Le samedi 2 juillet 2022 à 14:15
Des policiers affectés à Nice, Cagnes-sur-Mer et Antibes dans les Alpes-Maritimes, ont assuré le service d'ordre du dernier meeting d'Emmanuel Macron, le 17 avril 2017 à Paris-Bercy, avant le premier tour de l'élection présidentielle. Mais la majorité d'entre eux n’ont pas de carte professionnelle les autorisant à exercer dans la sécurité privée rapporte Le Parisien ce jeudi. Une information évoquée par Mediapart en janvier dernier.
Ces fonctionnaires ont été rémunérés "au black" par Fortunato B., 56 ans, leur chef et intermédiaire, qui a été mandaté pour effectuer la sécurité, alors même que ses entreprises sont interdites d'exercer en France. Le Conseil national des activités privées de sécurité (CNAPS), l’organe dépendant du ministère de l’Intérieur chargé de l’autorité dans les métiers de la sécurité privée, n'a pas sanctionné ces fraudes, malgré une enquête interne.
Cette enquête a été "classée" par le préfet Cyrille Maillet - nommé par Emmanuel Macron à la tête du CNAPS en 2018 -, contre l'avis des chefs de service qui faisaient part de "très nombreux manquements", justifiant un passage devant la commission de discipline, comme le montre un document interne que s'est procuré Le Parisien.
Condamné en 1985 à trois ans de prison pour deux vols à main armée, Fortunato B. a aussi officié avec ses troupes lors de deux autres meetings de la campagne d'Emmanuel Macron, à Marseille (Bouches-du-Rhône) et à Grenoble (Isère), montre l'enquête administrative du CNAPS. Les policiers ont là aussi été payés "au noir". Ces derniers ont également assuré la sécurité d'un gala de charité donné par le célèbre acteur américain Leonardo Di Caprio, le 25 et le 26 juillet 2017 au domaine de Bertaud-Bélieu, à Gassin (Var). Là encore les fonctionnaires ont été rémunérés de la main à la main.
L'enquête a permis d'identifier huit des neufs policiers impliqués. Trois seulement sont titulaires d'une carte leur permettant de travailler dans la sécurité privée. Les entreprises de Fortunato B. ne disposent cependant pas d’habilitation pour le territoire français et n’ont pas déclaré de prestation pour ce gala, ni pour les meetings de campagne présidentielle.

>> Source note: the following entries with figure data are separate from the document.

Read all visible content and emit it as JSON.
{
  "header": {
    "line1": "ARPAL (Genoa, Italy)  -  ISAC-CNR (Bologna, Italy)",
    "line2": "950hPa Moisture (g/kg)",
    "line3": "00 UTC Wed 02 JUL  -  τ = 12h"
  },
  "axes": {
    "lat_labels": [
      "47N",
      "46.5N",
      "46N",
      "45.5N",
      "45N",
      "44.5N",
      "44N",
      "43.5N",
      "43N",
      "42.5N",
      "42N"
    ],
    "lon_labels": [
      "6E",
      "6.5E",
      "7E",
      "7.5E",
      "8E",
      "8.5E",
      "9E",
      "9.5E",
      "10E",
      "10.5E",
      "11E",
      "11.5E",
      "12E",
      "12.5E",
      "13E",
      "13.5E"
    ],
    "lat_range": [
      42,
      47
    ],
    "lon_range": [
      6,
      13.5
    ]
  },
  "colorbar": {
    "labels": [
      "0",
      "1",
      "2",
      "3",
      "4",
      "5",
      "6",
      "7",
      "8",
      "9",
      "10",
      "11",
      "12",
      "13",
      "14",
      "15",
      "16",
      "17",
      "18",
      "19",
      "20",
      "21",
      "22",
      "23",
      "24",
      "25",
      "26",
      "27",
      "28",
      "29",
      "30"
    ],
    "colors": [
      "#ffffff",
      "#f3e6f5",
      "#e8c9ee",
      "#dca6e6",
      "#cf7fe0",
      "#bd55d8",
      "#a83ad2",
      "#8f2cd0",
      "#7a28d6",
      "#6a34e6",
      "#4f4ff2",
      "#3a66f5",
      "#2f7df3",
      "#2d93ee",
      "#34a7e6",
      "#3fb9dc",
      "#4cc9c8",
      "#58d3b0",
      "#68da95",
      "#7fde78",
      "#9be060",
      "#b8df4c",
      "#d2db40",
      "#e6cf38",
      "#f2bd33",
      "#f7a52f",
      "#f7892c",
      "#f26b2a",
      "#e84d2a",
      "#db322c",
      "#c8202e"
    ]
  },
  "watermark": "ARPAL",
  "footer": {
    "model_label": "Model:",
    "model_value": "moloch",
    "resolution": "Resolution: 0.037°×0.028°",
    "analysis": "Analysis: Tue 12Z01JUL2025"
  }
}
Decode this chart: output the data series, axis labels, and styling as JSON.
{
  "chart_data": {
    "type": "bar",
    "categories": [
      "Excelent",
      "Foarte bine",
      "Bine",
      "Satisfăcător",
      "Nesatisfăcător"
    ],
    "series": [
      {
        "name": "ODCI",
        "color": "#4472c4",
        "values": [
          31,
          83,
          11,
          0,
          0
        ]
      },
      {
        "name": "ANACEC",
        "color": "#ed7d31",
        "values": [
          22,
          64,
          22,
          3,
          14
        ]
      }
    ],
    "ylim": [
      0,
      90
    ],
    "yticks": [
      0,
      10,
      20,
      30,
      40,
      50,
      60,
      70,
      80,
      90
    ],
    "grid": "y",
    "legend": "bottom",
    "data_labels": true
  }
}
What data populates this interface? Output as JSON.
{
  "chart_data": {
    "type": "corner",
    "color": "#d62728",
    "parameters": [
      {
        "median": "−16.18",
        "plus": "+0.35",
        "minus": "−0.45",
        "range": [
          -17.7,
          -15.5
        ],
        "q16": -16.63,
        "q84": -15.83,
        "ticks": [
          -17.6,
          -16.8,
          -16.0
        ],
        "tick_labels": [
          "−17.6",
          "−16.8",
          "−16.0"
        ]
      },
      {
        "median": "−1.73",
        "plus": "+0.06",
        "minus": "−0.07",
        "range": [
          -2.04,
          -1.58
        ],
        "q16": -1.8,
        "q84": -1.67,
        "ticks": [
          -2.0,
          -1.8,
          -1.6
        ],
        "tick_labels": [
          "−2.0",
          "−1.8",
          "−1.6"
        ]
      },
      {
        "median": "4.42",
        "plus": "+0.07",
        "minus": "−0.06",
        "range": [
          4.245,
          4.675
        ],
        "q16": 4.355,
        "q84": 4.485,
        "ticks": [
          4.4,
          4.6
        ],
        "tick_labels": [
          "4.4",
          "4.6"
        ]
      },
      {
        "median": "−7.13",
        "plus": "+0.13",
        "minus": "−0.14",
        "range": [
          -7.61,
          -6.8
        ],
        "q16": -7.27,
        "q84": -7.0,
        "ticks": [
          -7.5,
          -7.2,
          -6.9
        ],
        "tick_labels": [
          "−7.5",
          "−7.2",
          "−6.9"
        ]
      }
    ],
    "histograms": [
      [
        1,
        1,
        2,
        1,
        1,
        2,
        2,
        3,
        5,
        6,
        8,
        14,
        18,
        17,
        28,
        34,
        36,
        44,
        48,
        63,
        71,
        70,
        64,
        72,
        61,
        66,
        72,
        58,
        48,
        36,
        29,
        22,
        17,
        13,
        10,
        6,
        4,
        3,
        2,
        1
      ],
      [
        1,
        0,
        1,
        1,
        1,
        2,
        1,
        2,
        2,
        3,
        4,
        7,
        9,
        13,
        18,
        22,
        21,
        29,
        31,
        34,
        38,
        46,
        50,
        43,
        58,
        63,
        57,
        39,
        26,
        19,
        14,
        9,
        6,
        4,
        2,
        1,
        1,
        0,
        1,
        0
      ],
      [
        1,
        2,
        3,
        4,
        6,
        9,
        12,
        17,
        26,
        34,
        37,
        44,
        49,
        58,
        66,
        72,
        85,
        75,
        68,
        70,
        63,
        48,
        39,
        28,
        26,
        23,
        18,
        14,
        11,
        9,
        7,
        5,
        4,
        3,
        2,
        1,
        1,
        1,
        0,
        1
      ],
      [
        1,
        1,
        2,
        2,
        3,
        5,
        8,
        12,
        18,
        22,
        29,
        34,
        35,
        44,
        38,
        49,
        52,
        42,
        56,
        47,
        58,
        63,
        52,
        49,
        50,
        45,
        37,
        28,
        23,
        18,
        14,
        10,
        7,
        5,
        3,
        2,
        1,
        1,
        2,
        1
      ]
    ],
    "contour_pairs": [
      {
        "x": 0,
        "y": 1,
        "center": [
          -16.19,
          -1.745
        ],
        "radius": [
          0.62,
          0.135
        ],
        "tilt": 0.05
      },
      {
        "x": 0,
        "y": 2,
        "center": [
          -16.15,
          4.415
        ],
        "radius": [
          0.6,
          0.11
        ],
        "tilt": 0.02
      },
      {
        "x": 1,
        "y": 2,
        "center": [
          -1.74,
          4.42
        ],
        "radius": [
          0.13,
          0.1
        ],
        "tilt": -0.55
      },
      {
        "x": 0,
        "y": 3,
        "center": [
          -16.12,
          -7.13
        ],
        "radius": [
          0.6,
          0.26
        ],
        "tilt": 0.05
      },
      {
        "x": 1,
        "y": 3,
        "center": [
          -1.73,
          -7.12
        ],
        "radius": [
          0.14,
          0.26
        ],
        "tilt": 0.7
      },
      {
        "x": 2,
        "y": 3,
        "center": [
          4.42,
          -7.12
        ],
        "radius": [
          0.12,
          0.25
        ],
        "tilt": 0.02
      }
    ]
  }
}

«On avait bien conscience qu’on était hors-la-loi»
Face au contrôleur du CNAPS, l'un des policiers est passé aux aveux : "On avait bien conscience qu’on était hors-la-loi, c’est pourquoi on a donné de faux noms sur les badges". L'un a même choisi de s'appeler Marcel Patulacci, en hommage au sketch mythique des Inconnus. "Fortunato B. nous avait dit être un officier de liaison pour le compte du ministère de l’Intérieur", ont affirmé plusieurs policiers. Des photos de Fortunato B. en compagnie d'Emmanuel Macron, à l'Élysée en juin 2017 lors d'un brunch de remerciements, ont été publiées par Mediapart.
Durant le gala de la star américaine, auquel Madonna ou Penelope Cruz ont participé, le rapport du CNAPS montre que Fortunato B. s'est servi d'un gyrophare et d'une sirène deux-tons. Les policiers ont quant à eux utilisé du matériel de leur commissariat. Une photo publiée sur Instagram montre aussi Fortunato B. avec un fusil d'assaut HK G36 approvisionné, dans les locaux du commissariat de Cagnes-sur-Mer. Une arme utilisée par différents services de police, en dotation collective, suite aux attentats du 13-Novembre.
«Nous ne sommes pas un service de police judiciaire»
L'enquête du CNAPS s'est terminée le 12 novembre 2020, avec une demande de saisie d'une commission de discipline. Le maximum dans ce type de procédure administrative. Cinq jours plus tard, le préfet Cyrille Maillet, directeur du CNAPS a décidé un "classement interne", estimant que "ce dossier de 2017 est trop ancien" et que "son passage devant la commission s’effectuera dans un délai probable supérieur à quatre ans".
Interrogé très récemment par Le Parisien, le préfet a finalement estimé que "cette procédure ne tenait pas en droit administratif". "Il n’y avait aucune preuve. (...) Nous ne sommes pas un service de police judiciaire. Il aurait fallu des documents, des contrats…", a-t-il ajouté. "Nous ne sommes pas là pour lutter contre du travail au noir, c’est le rôle d’autres organismes".
Le commissariat d'Antibes a été chargé d'une enquête concernant cette affaire. Elle serait sur le point d'être clôturée.